Diogo de Teive was a maritime captain and squire to the House of Infante D. Henrique during the Portuguese period of discovery. Following his exploration into the western Atlantic in the area of Newfoundland, in 1452 he discovered the western islands of the archipelago of the Azores: for his efforts he was appointed Donatary for the islands of Flores and Corvo.

==Voyage==
On 1 January 1451, he disembarked on the island of Terceira in the Azores from which he made his base. He realized two voyages of exploration to the west of the archipelago (which then only included the Central and Eastern Groups). In 1452, at the end of his second voyage, he discovered the islands of Flores and Corvo, which he initially believed were a new archipelago, naming them the Ilhas Floreira (or literally, the Flowered Islands), due to the abundance of flowering plants.

On 5 December 1452, for his discovery, he was given a concession in the sugar cane industry on the island of Madeira by Infante D. Henrique.

Some historians claim that he was responsible for the disappearance of the first Captain-Major of the Captaincy of Flores, although unproven.

==Later life==
By 1472, he had settled in Ribeira Brava, and along with his son (João de Teive) maintained the donatary rights to the islands until 1474, when D. Fernão Teles de Meneses (married to D. Maria de Vilhena) bought those rights over the islands.

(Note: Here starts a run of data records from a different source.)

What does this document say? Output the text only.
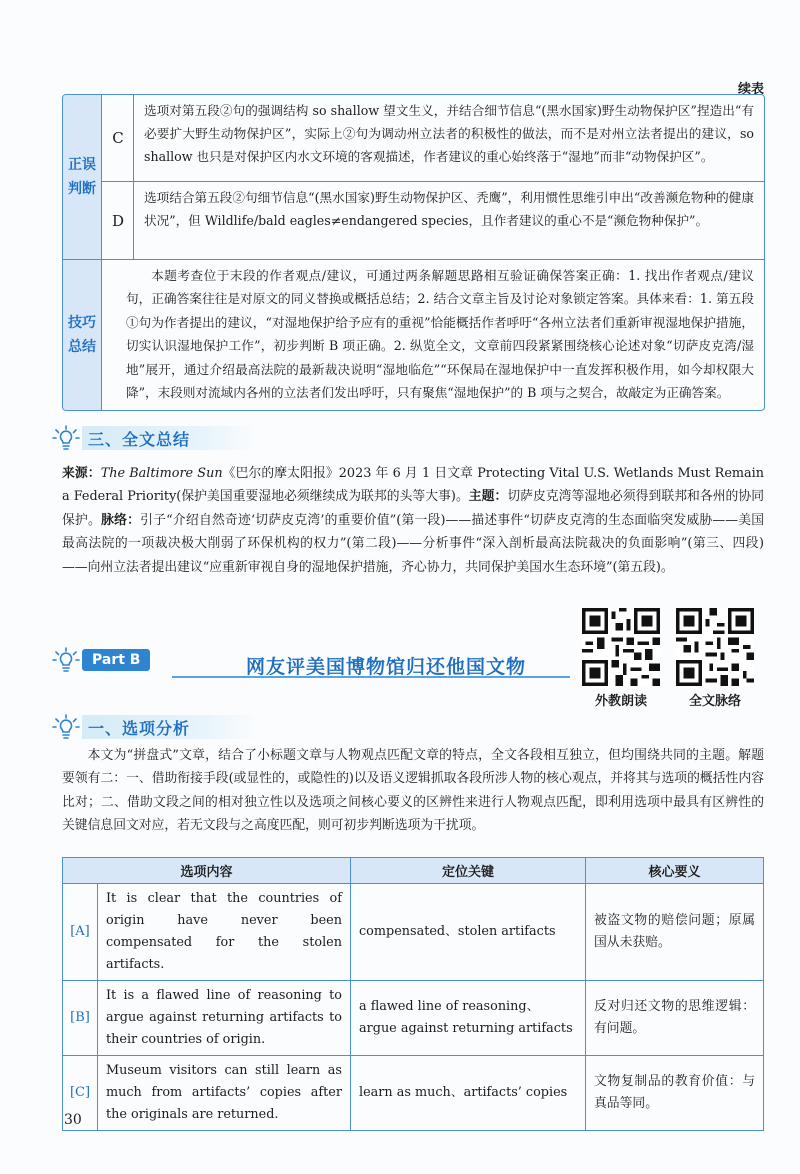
续表
正误判断
C
选项对第五段②句的强调结构 so shallow 望文生义，并结合细节信息“(黑水国家)野生动物保护区”捏造出“有必要扩大野生动物保护区”，实际上②句为调动州立法者的积极性的做法，而不是对州立法者提出的建议，so shallow 也只是对保护区内水文环境的客观描述，作者建议的重心始终落于“湿地”而非“动物保护区”。
D
选项结合第五段②句细节信息“(黑水国家)野生动物保护区、秃鹰”，利用惯性思维引申出“改善濒危物种的健康状况”，但 Wildlife/bald eagles≠endangered species，且作者建议的重心不是“濒危物种保护”。
技巧总结
本题考查位于末段的作者观点/建议，可通过两条解题思路相互验证确保答案正确：1. 找出作者观点/建议句，正确答案往往是对原文的同义替换或概括总结；2. 结合文章主旨及讨论对象锁定答案。具体来看：1. 第五段①句为作者提出的建议，“对湿地保护给予应有的重视”恰能概括作者呼吁“各州立法者们重新审视湿地保护措施，切实认识湿地保护工作”，初步判断 B 项正确。2. 纵览全文，文章前四段紧紧围绕核心论述对象“切萨皮克湾/湿地”展开，通过介绍最高法院的最新裁决说明“湿地临危”“环保局在湿地保护中一直发挥积极作用，如今却权限大降”，末段则对流域内各州的立法者们发出呼吁，只有聚焦“湿地保护”的 B 项与之契合，故敲定为正确答案。
三、全文总结
来源：The Baltimore Sun《巴尔的摩太阳报》2023 年 6 月 1 日文章 Protecting Vital U.S. Wetlands Must Remain a Federal Priority(保护美国重要湿地必须继续成为联邦的头等大事)。主题：切萨皮克湾等湿地必须得到联邦和各州的协同保护。脉络：引子“介绍自然奇迹‘切萨皮克湾’的重要价值”(第一段)——描述事件“切萨皮克湾的生态面临突发威胁——美国最高法院的一项裁决极大削弱了环保机构的权力”(第二段)——分析事件“深入剖析最高法院裁决的负面影响”(第三、四段)——向州立法者提出建议“应重新审视自身的湿地保护措施，齐心协力，共同保护美国水生态环境”(第五段)。
Part B	网友评美国博物馆归还他国文物
外教朗读	全文脉络
一、选项分析
本文为“拼盘式”文章，结合了小标题文章与人物观点匹配文章的特点，全文各段相互独立，但均围绕共同的主题。解题要领有二：一、借助衔接手段(或显性的，或隐性的)以及语义逻辑抓取各段所涉人物的核心观点，并将其与选项的概括性内容比对；二、借助文段之间的相对独立性以及选项之间核心要义的区辨性来进行人物观点匹配，即利用选项中最具有区辨性的关键信息回文对应，若无文段与之高度匹配，则可初步判断选项为干扰项。
选项内容		定位关键	核心要义
[A]	It is clear that the countries of origin have never been compensated for the stolen artifacts.	compensated、stolen artifacts	被盗文物的赔偿问题；原属国从未获赔。
[B]	It is a flawed line of reasoning to argue against returning artifacts to their countries of origin.	a flawed line of reasoning、argue against returning artifacts	反对归还文物的思维逻辑：有问题。
[C]	Museum visitors can still learn as much from artifacts’ copies after the originals are returned.	learn as much、artifacts’ copies	文物复制品的教育价值：与真品等同。
30
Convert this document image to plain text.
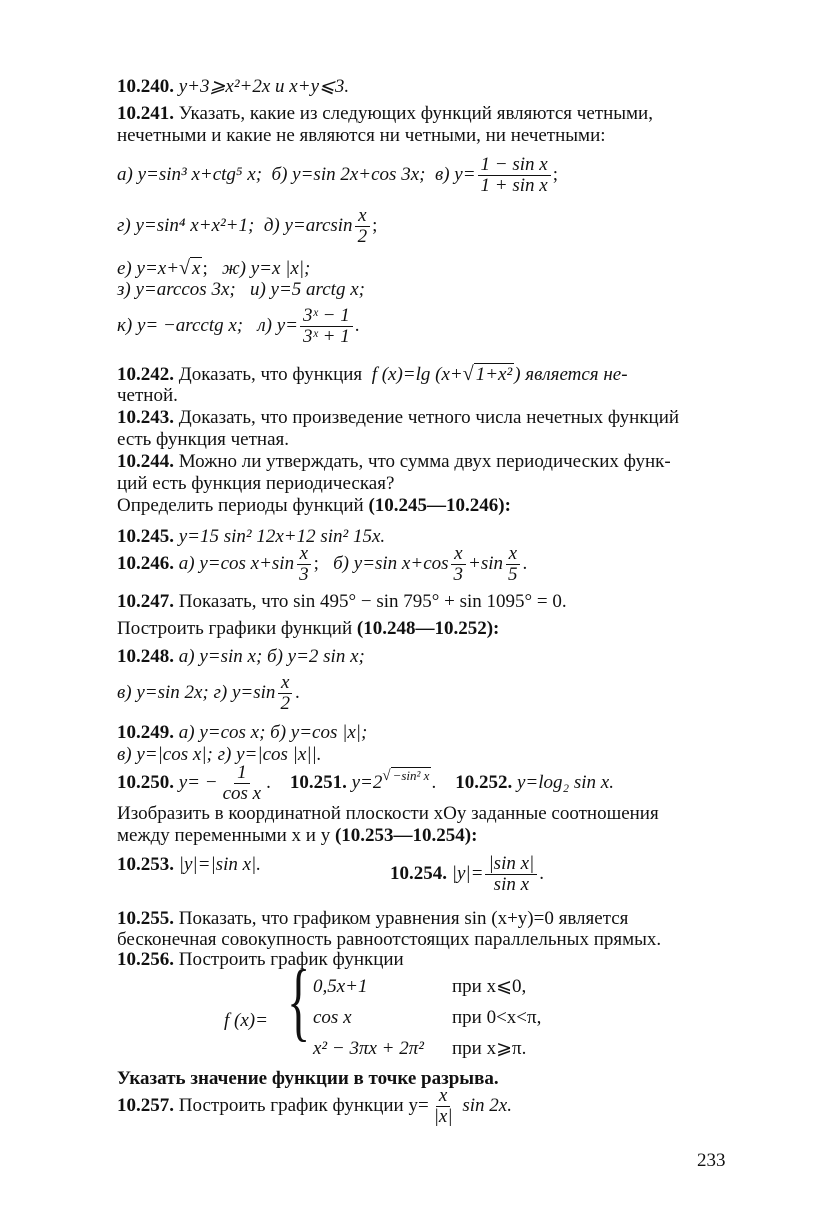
10.240. y+3⩾x²+2x и x+y⩽3.
10.241. Указать, какие из следующих функций являются четными,
нечетными и какие не являются ни четными, ни нечетными:
а) y=sin³ x+ctg⁵ x; б) y=sin 2x+cos 3x; в) $y= \frac{\text{1 − sin x}}{\text{1 + sin x}}$ ;
г) y=sin⁴ x+x²+1; д) $y=\arcsin \frac{x}{2}$ ;
е) y=x+√ x ;   ж) y=x |x|;
з) y=arccos 3x; и) y=5 arctg x;
к) y= −arcctg x; л) $y= \frac{\text{3ˣ − 1}}{\text{3ˣ + 1}}$ .
10.242. Доказать, что функция f (x)=lg (x+√ 1+x² ) является не-
четной.
10.243. Доказать, что произведение четного числа нечетных функций
есть функция четная.
10.244. Можно ли утверждать, что сумма двух периодических функ-
ций есть функция периодическая?
Определить периоды функций (10.245—10.246):
10.245. y=15 sin² 12x+12 sin² 15x.
10.246. а) y=cos $x+\sin \frac{x}{3}$ ;   б) y=sin $x+\cos \frac{x}{3} +\sin \frac{x}{5}$ .
10.247. Показать, что sin 495° − sin 795° + sin 1095° = 0.
Построить графики функций (10.248—10.252):
10.248. а) y=sin x; б) y=2 sin x;
в) y=sin 2x; г) $y=\sin \frac{x}{2}$ .
10.249. а) y=cos x; б) y=cos |x|;
в) y=|cos x|; г) y=|cos |x||.
10.250. $y= - \frac{1}{\text{cos x}}$ .    10.251. $y=2^{√ -sin^2 x}$ .    10.252. y=log₂ sin x.
Изобразить в координатной плоскости xOy заданные соотношения
между переменными x и y (10.253—10.254):
10.253. |y|=|sin x|.	10.254. $|y|= \frac{\text{|sin x|}}{\text{sin x}}$ .
10.255. Показать, что графиком уравнения sin (x+y)=0 является
бесконечная совокупность равноотстоящих параллельных прямых.
10.256. Построить график функции
f (x)= { 0,5x+1	при x⩽0,
cos x	при 0<x<π,
x² − 3πx + 2π² при x⩾π.
Указать значение функции в точке разрыва.
10.257. Построить график функции $y= \frac{x}{|x|}$ sin 2x.
233
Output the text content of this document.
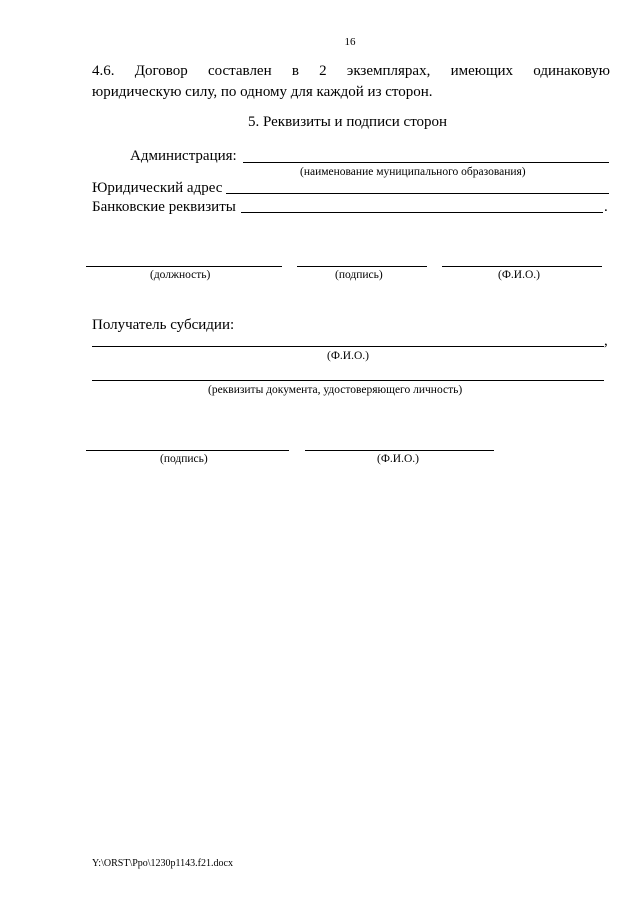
16
4.6. Договор составлен в 2 экземплярах, имеющих одинаковую
юридическую силу, по одному для каждой из сторон.
5. Реквизиты и подписи сторон
Администрация:
(наименование муниципального образования)
Юридический адрес
Банковские реквизиты	.
(должность)	(подпись)	(Ф.И.О.)
Получатель субсидии:
,
(Ф.И.О.)
(реквизиты документа, удостоверяющего личность)
(подпись)	(Ф.И.О.)
Y:\ORST\Ppo\1230p1143.f21.docx
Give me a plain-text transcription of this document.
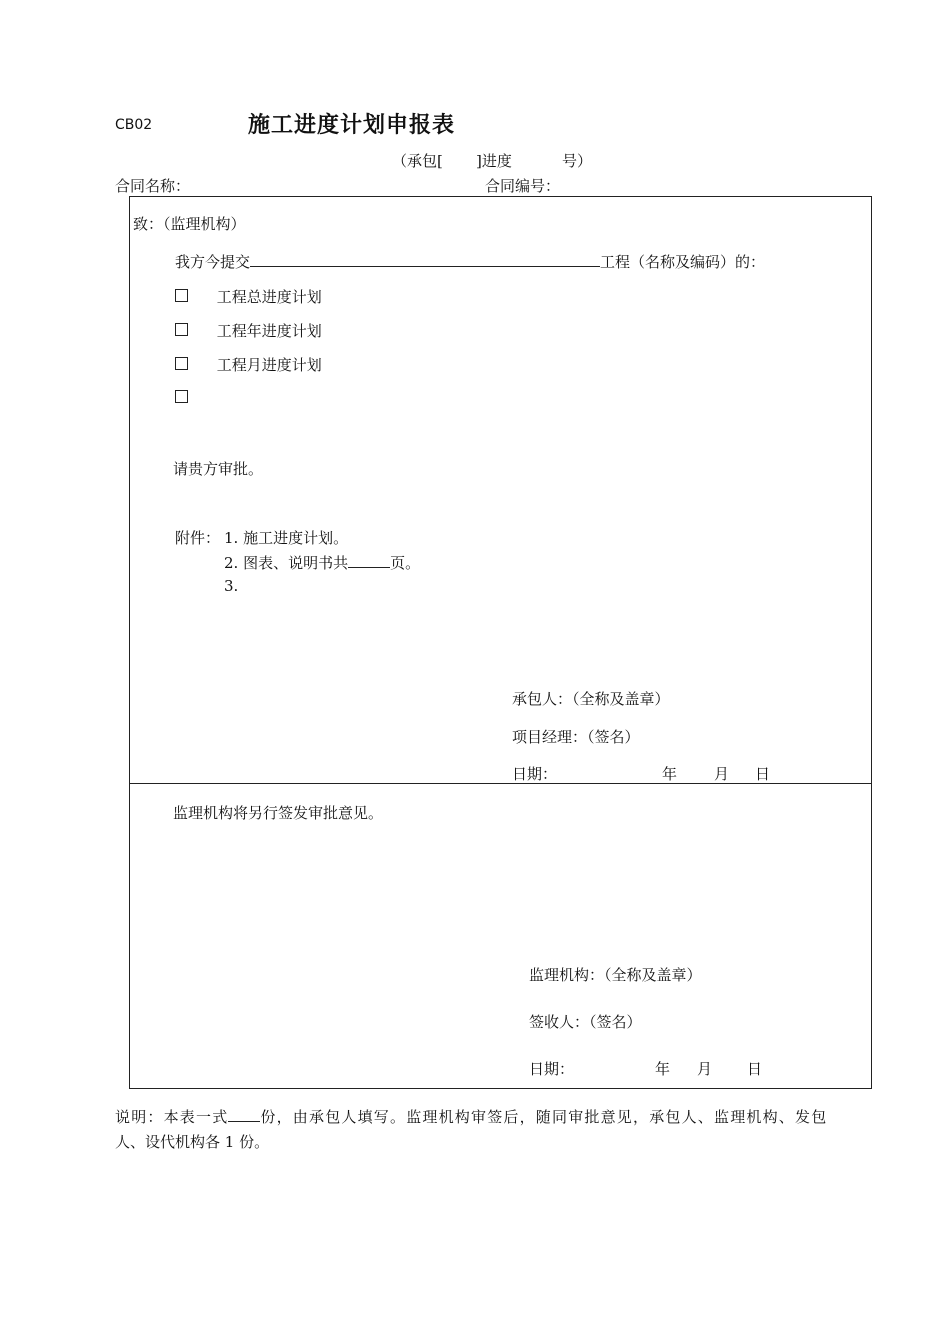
CB02	施工进度计划申报表
（承包[ ]进度	号）
合同名称：	合同编号：
致：（监理机构）
我方今提交	工程（名称及编码）的：
工程总进度计划
工程年进度计划
工程月进度计划
请贵方审批。
附件： 1. 施工进度计划。
2. 图表、说明书共	页。
3.
承包人：（全称及盖章）
项目经理：（签名）
日期：	年 月 日
监理机构将另行签发审批意见。
监理机构：（全称及盖章）
签收人：（签名）
日期：	年 月 日
说明：本表一式 份，由承包人填写。监理机构审签后，随同审批意见，承包人、监理机构、发包
人、设代机构各 1 份。
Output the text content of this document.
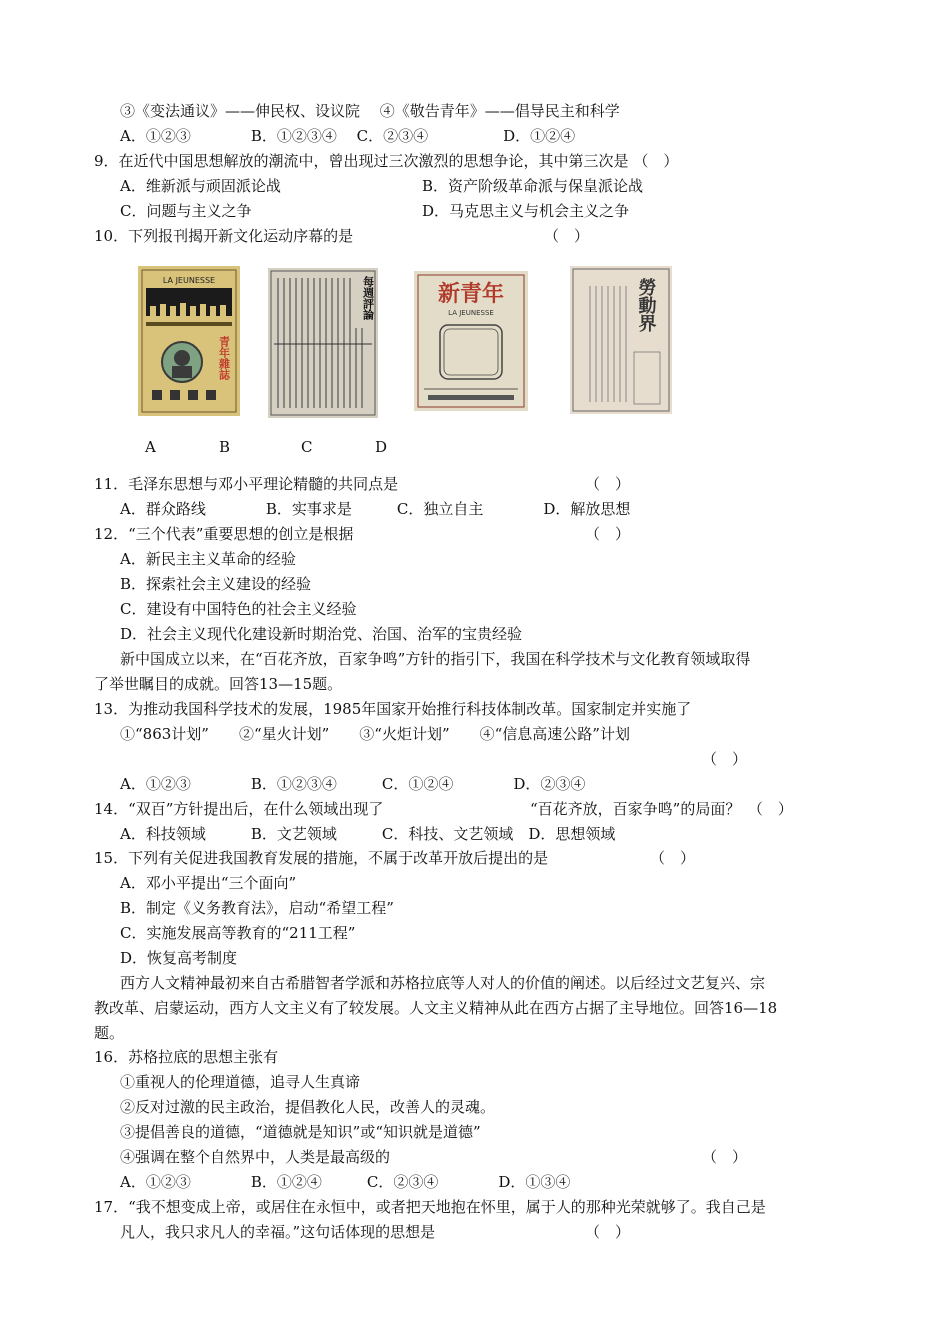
③《变法通议》——伸民权、设议院　 ④《敬告青年》——倡导民主和科学
A．①②③　　　　B．①②③④　 C．②③④　　　　　D．①②④
9．在近代中国思想解放的潮流中，曾出现过三次激烈的思想争论，其中第三次是 （　）
A．维新派与顽固派论战	B．资产阶级革命派与保皇派论战
C．问题与主义之争	D．马克思主义与机会主义之争
10．下列报刊揭开新文化运动序幕的是	（　）
LA JEUNESSE
青年雜誌
每週評論	新青年
LA JEUNESSE	勞動界
A	B	C	D
11．毛泽东思想与邓小平理论精髓的共同点是	（　）
A．群众路线　　　　B．实事求是　　　C．独立自主　　　　D．解放思想
12．“三个代表”重要思想的创立是根据	（　）
A．新民主主义革命的经验
B．探索社会主义建设的经验
C．建设有中国特色的社会主义经验
D．社会主义现代化建设新时期治党、治国、治军的宝贵经验
新中国成立以来，在“百花齐放，百家争鸣”方针的指引下，我国在科学技术与文化教育领域取得
了举世瞩目的成就。回答13—15题。
13．为推动我国科学技术的发展，1985年国家开始推行科技体制改革。国家制定并实施了
①“863计划”　　②“星火计划”　　③“火炬计划”　　④“信息高速公路”计划
（　）
A．①②③　　　　B．①②③④　　　C．①②④　　　　D．②③④
14．“双百”方针提出后，在什么领域出现了	“百花齐放，百家争鸣”的局面？　（　）
A．科技领域　　　B．文艺领域　　　C．科技、文艺领域　D．思想领域
15．下列有关促进我国教育发展的措施，不属于改革开放后提出的是	（　）
A．邓小平提出“三个面向”
B．制定《义务教育法》，启动“希望工程”
C．实施发展高等教育的“211工程”
D．恢复高考制度
西方人文精神最初来自古希腊智者学派和苏格拉底等人对人的价值的阐述。以后经过文艺复兴、宗
教改革、启蒙运动，西方人文主义有了较发展。人文主义精神从此在西方占据了主导地位。回答16—18
题。
16．苏格拉底的思想主张有
①重视人的伦理道德，追寻人生真谛
②反对过激的民主政治，提倡教化人民，改善人的灵魂。
③提倡善良的道德，“道德就是知识”或“知识就是道德”
④强调在整个自然界中，人类是最高级的	（　）
A．①②③　　　　B．①②④　　　C．②③④　　　　D．①③④
17．“我不想变成上帝，或居住在永恒中，或者把天地抱在怀里，属于人的那种光荣就够了。我自己是
凡人，我只求凡人的幸福。”这句话体现的思想是	（　）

The Teive family and their descendants have had an important history in the community of Ribeira Brava, including: Gaspar de Teive (16th Century), D. Aleixo de Teive (16th century), friar António de Teive (theologist and monk in the Order of St. Augustine, prior of Castelo Branco and Vila Viçosa), Baltazar de Teive (16th century), and also another Diogo de Teive, born in the 18th century ("page and gentleman of King Phillip").